Our next story is from Julie Chorlton, Clinical Services Manager at Rehab Without Walls. Julie also shares her career progression from general nursing to following a case management pathway.

 “I am a nurse through and through but after many years in general nursing wondered if there was another opportunity to use my skills. I decided to apply for a case manager role at the dawn of the millennium and have never looked back!

 Case management allows me to apply all of my nursing skills (clinical knowledge, statutory service provision, medical management to name but a few) and work with a small caseload of clients co-ordinating their rehabilitation needs. There is laughter, tears and frustration at times but as a case manager I am in a role where I can really influence my client’s future. Communication on all levels is key and one that I think nurses especially excel in. No two days are the same and I experience great satisfaction, such as seeing a client with a brain injury go off to a theme park with his support workers for the first time.

 I need to retain my nursing registration with the NMC (Nursing and Midwifery Council) and keep a portfolio of my training and reflection on clinical practice which can be called up for inspection. I was concerned that being a case manager I would not have enough ongoing experience but I have learnt so much and have something new to reflect on most days!”

 

Next, Lee Bartrop from JSP shares how his background as a paediatric nurse helps him with his career in case management.

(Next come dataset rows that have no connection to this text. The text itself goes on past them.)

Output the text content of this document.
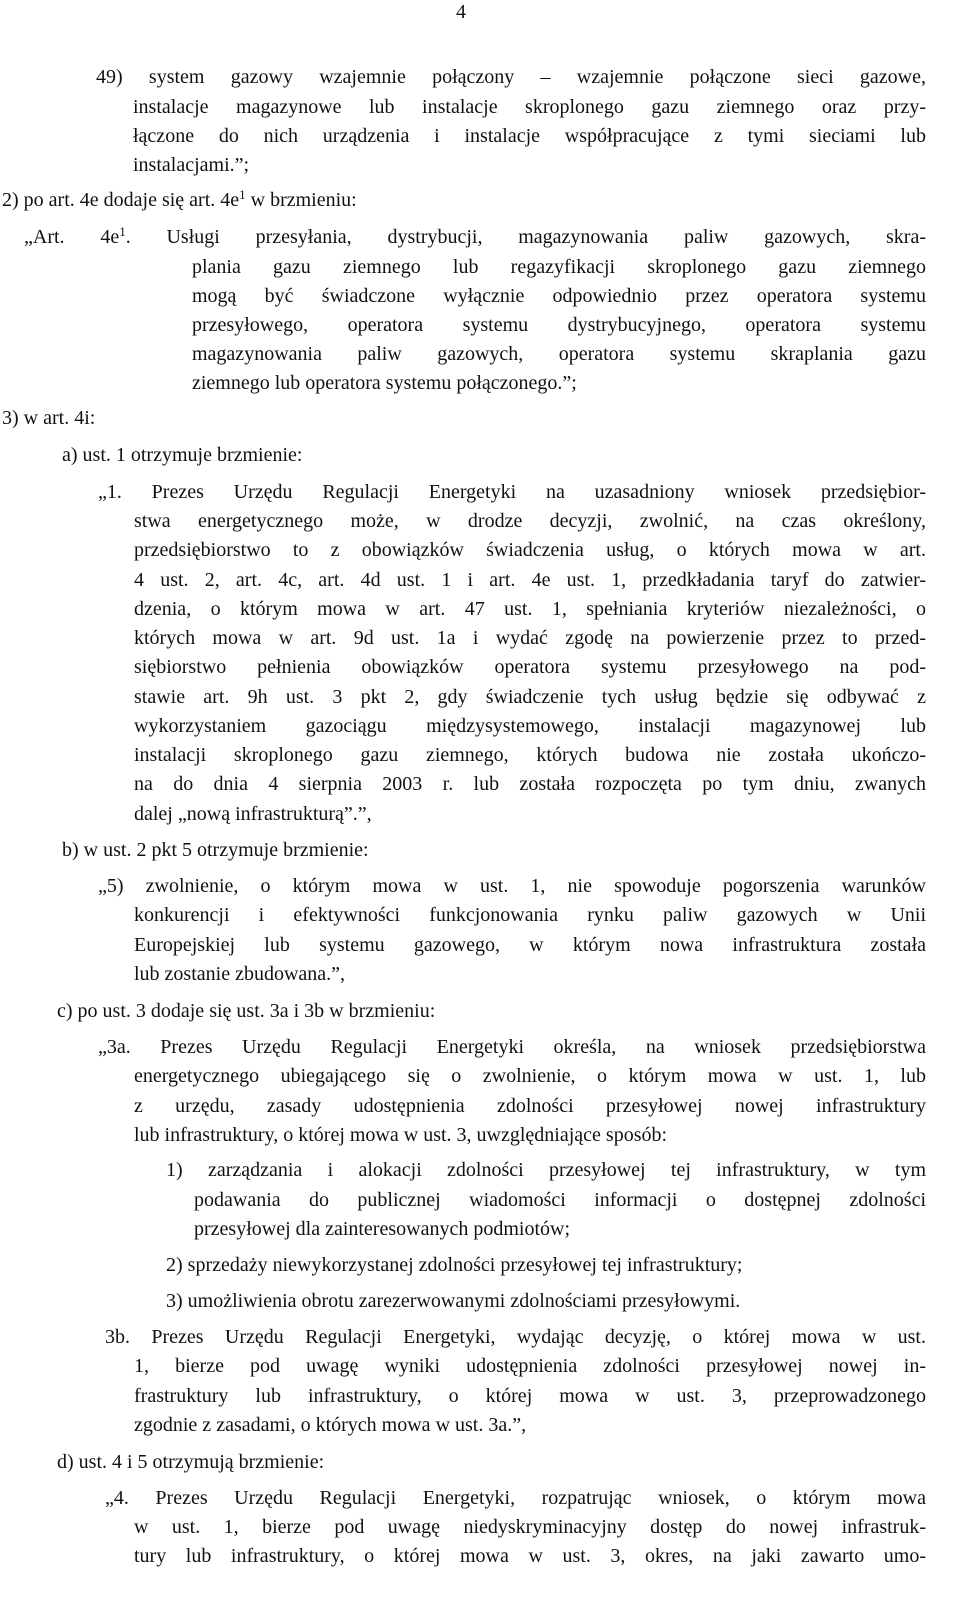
4
49) system gazowy wzajemnie połączony – wzajemnie połączone sieci gazowe,
instalacje magazynowe lub instalacje skroplonego gazu ziemnego oraz przy-
łączone do nich urządzenia i instalacje współpracujące z tymi sieciami lub
instalacjami.”;
2) po art. 4e dodaje się art. $4e^1$ w brzmieniu:
„Art. $4e^1$. Usługi przesyłania, dystrybucji, magazynowania paliw gazowych, skra-
plania gazu ziemnego lub regazyfikacji skroplonego gazu ziemnego
mogą być świadczone wyłącznie odpowiednio przez operatora systemu
przesyłowego, operatora systemu dystrybucyjnego, operatora systemu
magazynowania paliw gazowych, operatora systemu skraplania gazu
ziemnego lub operatora systemu połączonego.”;
3) w art. 4i:
a) ust. 1 otrzymuje brzmienie:
„1. Prezes Urzędu Regulacji Energetyki na uzasadniony wniosek przedsiębior-
stwa energetycznego może, w drodze decyzji, zwolnić, na czas określony,
przedsiębiorstwo to z obowiązków świadczenia usług, o których mowa w art.
4 ust. 2, art. 4c, art. 4d ust. 1 i art. 4e ust. 1, przedkładania taryf do zatwier-
dzenia, o którym mowa w art. 47 ust. 1, spełniania kryteriów niezależności, o
których mowa w art. 9d ust. 1a i wydać zgodę na powierzenie przez to przed-
siębiorstwo pełnienia obowiązków operatora systemu przesyłowego na pod-
stawie art. 9h ust. 3 pkt 2, gdy świadczenie tych usług będzie się odbywać z
wykorzystaniem gazociągu międzysystemowego, instalacji magazynowej lub
instalacji skroplonego gazu ziemnego, których budowa nie została ukończo-
na do dnia 4 sierpnia 2003 r. lub została rozpoczęta po tym dniu, zwanych
dalej „nową infrastrukturą”.”,
b) w ust. 2 pkt 5 otrzymuje brzmienie:
„5) zwolnienie, o którym mowa w ust. 1, nie spowoduje pogorszenia warunków
konkurencji i efektywności funkcjonowania rynku paliw gazowych w Unii
Europejskiej lub systemu gazowego, w którym nowa infrastruktura została
lub zostanie zbudowana.”,
c) po ust. 3 dodaje się ust. 3a i 3b w brzmieniu:
„3a. Prezes Urzędu Regulacji Energetyki określa, na wniosek przedsiębiorstwa
energetycznego ubiegającego się o zwolnienie, o którym mowa w ust. 1, lub
z urzędu, zasady udostępnienia zdolności przesyłowej nowej infrastruktury
lub infrastruktury, o której mowa w ust. 3, uwzględniające sposób:
1) zarządzania i alokacji zdolności przesyłowej tej infrastruktury, w tym
podawania do publicznej wiadomości informacji o dostępnej zdolności
przesyłowej dla zainteresowanych podmiotów;
2) sprzedaży niewykorzystanej zdolności przesyłowej tej infrastruktury;
3) umożliwienia obrotu zarezerwowanymi zdolnościami przesyłowymi.
3b. Prezes Urzędu Regulacji Energetyki, wydając decyzję, o której mowa w ust.
1, bierze pod uwagę wyniki udostępnienia zdolności przesyłowej nowej in-
frastruktury lub infrastruktury, o której mowa w ust. 3, przeprowadzonego
zgodnie z zasadami, o których mowa w ust. 3a.”,
d) ust. 4 i 5 otrzymują brzmienie:
„4. Prezes Urzędu Regulacji Energetyki, rozpatrując wniosek, o którym mowa
w ust. 1, bierze pod uwagę niedyskryminacyjny dostęp do nowej infrastruk-
tury lub infrastruktury, o której mowa w ust. 3, okres, na jaki zawarto umo-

 “The reason a paediatric nurse background helps me with my Case Management is I have extensive experience in working with children with disabilities and their families so I can use this knowledge to try to understand what they are going through; the whole family dynamic is affected by the situation they find themselves in and having someone who understands this allows the family and child to feel supported.  The challenges faced by the child and their family on a daily basis impacts on everything they do, as a Case Manager I have to support the family through a very difficult process over an extended period of time when quite often all they want is for it all to be done and life to get back to something resembling normality.”

 

 Our last quote is from Chrissie Wild from Anglia Case Management, who has a wonderful take on her career as a nurse and following her childhood dreams.

 “I don’t think I have moved from being a nurse to a case manager. I think I have moved closer to being the nurse I always wanted to be.

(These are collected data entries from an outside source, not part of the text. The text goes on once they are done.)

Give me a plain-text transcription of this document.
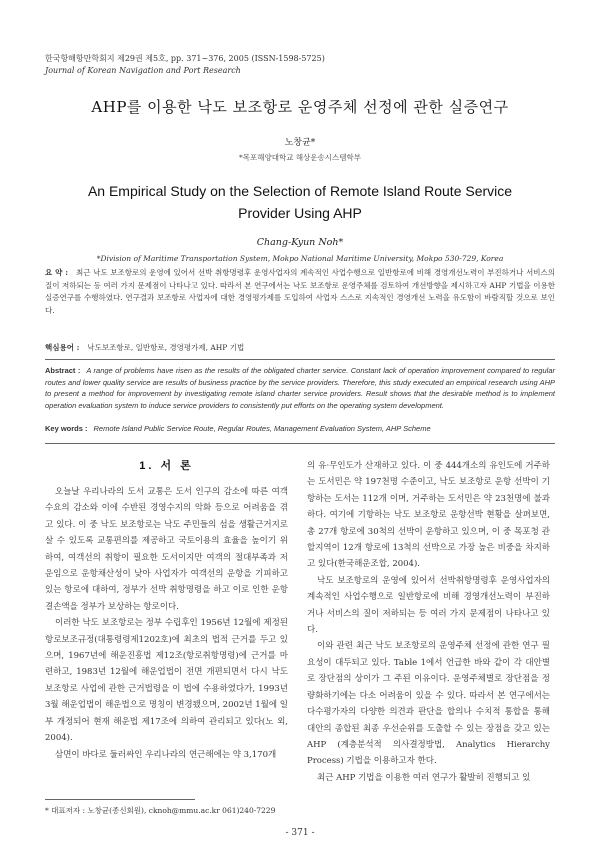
한국항해항만학회지 제29권 제5호, pp. 371~376, 2005 (ISSN-1598-5725)
Journal of Korean Navigation and Port Research
AHP를 이용한 낙도 보조항로 운영주체 선정에 관한 실증연구
노창균*
*목포해양대학교 해상운송시스템학부
An Empirical Study on the Selection of Remote Island Route Service Provider Using AHP
Chang-Kyun Noh*
*Division of Maritime Transportation System, Mokpo National Maritime University, Mokpo 530-729, Korea
요 약 : 최근 낙도 보조항로의 운영에 있어서 선박 취항명령후 운영사업자의 계속적인 사업수행으로 일반항로에 비해 경영개선노력이 부진하거나 서비스의 질이 저하되는 등 여러 가지 문제점이 나타나고 있다. 따라서 본 연구에서는 낙도 보조항로 운영주체를 검토하여 개선방향을 제시하고자 AHP 기법을 이용한 실증연구를 수행하였다. 연구결과 보조항로 사업자에 대한 경영평가제를 도입하여 사업자 스스로 지속적인 경영개선 노력을 유도함이 바람직할 것으로 보인다.
핵심용어 : 낙도보조항로, 일반항로, 경영평가제, AHP 기법
Abstract : A range of problems have risen as the results of the obligated charter service. Constant lack of operation improvement compared to regular routes and lower quality service are results of business practice by the service providers. Therefore, this study executed an empirical research using AHP to present a method for improvement by investigating remote island charter service providers. Result shows that the desirable method is to implement operation evaluation system to induce service providers to consistently put efforts on the operating system development.
Key words : Remote Island Public Service Route, Regular Routes, Management Evaluation System, AHP Scheme
1. 서 론

오늘날 우리나라의 도서 교통은 도서 인구의 감소에 따른 여객수요의 감소와 이에 수반된 경영수지의 악화 등으로 어려움을 겪고 있다. 이 중 낙도 보조항로는 낙도 주민들의 섬을 생활근거지로 살 수 있도록 교통편의를 제공하고 국토이용의 효율을 높이기 위하여, 여객선의 취항이 필요한 도서이지만 여객의 절대부족과 저운임으로 운항채산성이 낮아 사업자가 여객선의 운항을 기피하고 있는 항로에 대하여, 정부가 선박 취항명령을 하고 이로 인한 운항결손액을 정부가 보상하는 항로이다.

이러한 낙도 보조항로는 정부 수립후인 1956년 12월에 제정된 항로보조규정(대통령령제1202호)에 최초의 법적 근거를 두고 있으며, 1967년에 해운진흥법 제12조(항로취항명령)에 근거를 마련하고, 1983년 12월에 해운업법이 전면 개편되면서 다시 낙도 보조항로 사업에 관한 근거법령을 이 법에 수용하였다가, 1993년 3월 해운업법이 해운법으로 명칭이 변경됐으며, 2002년 1월에 일부 개정되어 현재 해운법 제17조에 의하여 관리되고 있다(노 외, 2004).

삼면이 바다로 둘러싸인 우리나라의 연근해에는 약 3,170개

의 유·무인도가 산재하고 있다. 이 중 444개소의 유인도에 거주하는 도서민은 약 197천명 수준이고, 낙도 보조항로 운항 선박이 기항하는 도서는 112개 이며, 거주하는 도서민은 약 23천명에 불과하다. 여기에 기항하는 낙도 보조항로 운항선박 현황을 살펴보면, 총 27개 항로에 30척의 선박이 운항하고 있으며, 이 중 목포청 관할지역이 12개 항로에 13척의 선박으로 가장 높은 비중을 차지하고 있다(한국해운조합, 2004).

낙도 보조항로의 운영에 있어서 선박취항명령후 운영사업자의 계속적인 사업수행으로 일반항로에 비해 경영개선노력이 부진하거나 서비스의 질이 저하되는 등 여러 가지 문제점이 나타나고 있다.

이와 관련 최근 낙도 보조항로의 운영주체 선정에 관한 연구 필요성이 대두되고 있다. Table 1에서 언급한 바와 같이 각 대안별로 장단점의 상이가 그 주된 이유이다. 운영주체별로 장단점을 정량화하기에는 다소 어려움이 있을 수 있다. 따라서 본 연구에서는 다수평가자의 다양한 의견과 판단을 합의나 수치적 통합을 통해 대안의 종합된 최종 우선순위를 도출할 수 있는 장점을 갖고 있는 AHP (계층분석적 의사결정방법, Analytics Hierarchy Process) 기법을 이용하고자 한다.

최근 AHP 기법을 이용한 여러 연구가 활발히 진행되고 있

* 대표저자 : 노창균(종신회원), cknoh@mmu.ac.kr 061)240-7229
- 371 -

 If you had asked me age 7; ‘what are you going to be when you grow up?’ I would have said ‘an Astronaut, Rally car driver or DJ’. The very last thing I would have said is ‘Nurse’. All the girls in my class wanted to be a nurse or a princess. I related to the story of Cinderella, and I wanted to be the fairy godmother. Working as ward orderly I found myself as a nurse and what a privilege it has been.

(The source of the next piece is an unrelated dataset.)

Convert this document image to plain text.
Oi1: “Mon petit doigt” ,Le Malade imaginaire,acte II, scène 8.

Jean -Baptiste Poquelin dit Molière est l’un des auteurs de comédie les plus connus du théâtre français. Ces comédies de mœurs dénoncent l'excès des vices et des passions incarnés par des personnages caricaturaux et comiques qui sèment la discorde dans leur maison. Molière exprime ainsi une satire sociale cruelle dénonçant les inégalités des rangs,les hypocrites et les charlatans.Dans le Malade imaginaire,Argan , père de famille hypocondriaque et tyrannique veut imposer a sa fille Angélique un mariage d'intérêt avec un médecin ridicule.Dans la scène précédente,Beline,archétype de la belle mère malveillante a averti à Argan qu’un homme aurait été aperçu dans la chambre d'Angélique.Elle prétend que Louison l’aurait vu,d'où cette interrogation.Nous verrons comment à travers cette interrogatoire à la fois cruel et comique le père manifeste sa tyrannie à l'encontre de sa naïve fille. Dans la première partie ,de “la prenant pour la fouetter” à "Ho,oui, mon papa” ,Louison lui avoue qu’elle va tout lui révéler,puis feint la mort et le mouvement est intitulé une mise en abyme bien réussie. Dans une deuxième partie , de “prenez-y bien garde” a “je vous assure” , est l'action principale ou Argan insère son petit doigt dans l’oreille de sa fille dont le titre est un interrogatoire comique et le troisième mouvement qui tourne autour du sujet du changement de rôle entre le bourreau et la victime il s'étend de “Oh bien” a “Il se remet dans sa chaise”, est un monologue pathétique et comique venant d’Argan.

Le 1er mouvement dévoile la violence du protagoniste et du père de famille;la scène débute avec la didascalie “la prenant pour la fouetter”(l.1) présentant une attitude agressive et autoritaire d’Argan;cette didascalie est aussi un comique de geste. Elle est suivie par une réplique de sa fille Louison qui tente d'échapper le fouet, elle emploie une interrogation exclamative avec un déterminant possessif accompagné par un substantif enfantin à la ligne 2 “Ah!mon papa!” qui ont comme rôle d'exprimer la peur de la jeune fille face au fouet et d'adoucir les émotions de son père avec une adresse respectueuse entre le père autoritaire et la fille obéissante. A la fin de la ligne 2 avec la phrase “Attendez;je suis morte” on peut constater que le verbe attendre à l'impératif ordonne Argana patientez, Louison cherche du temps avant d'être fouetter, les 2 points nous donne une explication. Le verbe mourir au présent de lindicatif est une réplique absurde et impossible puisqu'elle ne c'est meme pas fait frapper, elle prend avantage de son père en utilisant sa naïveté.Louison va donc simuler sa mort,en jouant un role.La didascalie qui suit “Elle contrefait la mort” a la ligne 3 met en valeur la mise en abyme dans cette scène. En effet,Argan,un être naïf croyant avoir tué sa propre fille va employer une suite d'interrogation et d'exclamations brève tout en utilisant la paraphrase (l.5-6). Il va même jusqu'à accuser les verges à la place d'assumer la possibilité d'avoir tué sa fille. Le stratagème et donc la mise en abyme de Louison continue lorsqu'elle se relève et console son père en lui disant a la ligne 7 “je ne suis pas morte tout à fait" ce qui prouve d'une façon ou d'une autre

For me working as an ACM Case Manager is my fairy godmother dream come true; using all I have learnt as an NHS Nurse, Case Manager and Matron; supporting my clients unique life story, their difficult times, their most intimate, personal issues. Applying wisdom, kindness then seeing them thrive and achieve their goals, helping what might seem impossible become possible. Lucky me!”

 

We hope that this article and our case manager’s meaningful stories can enlighten everyone interested in becoming a healthcare professional that there are a multitude of pathways within the nursing sector that are attainable, as well as clear career progressions for each specialist area whether this may be neurological, psychological, respiratory or for many other complex conditions.

 

Once again, thank you and Happy International Nurse’s Day to you all!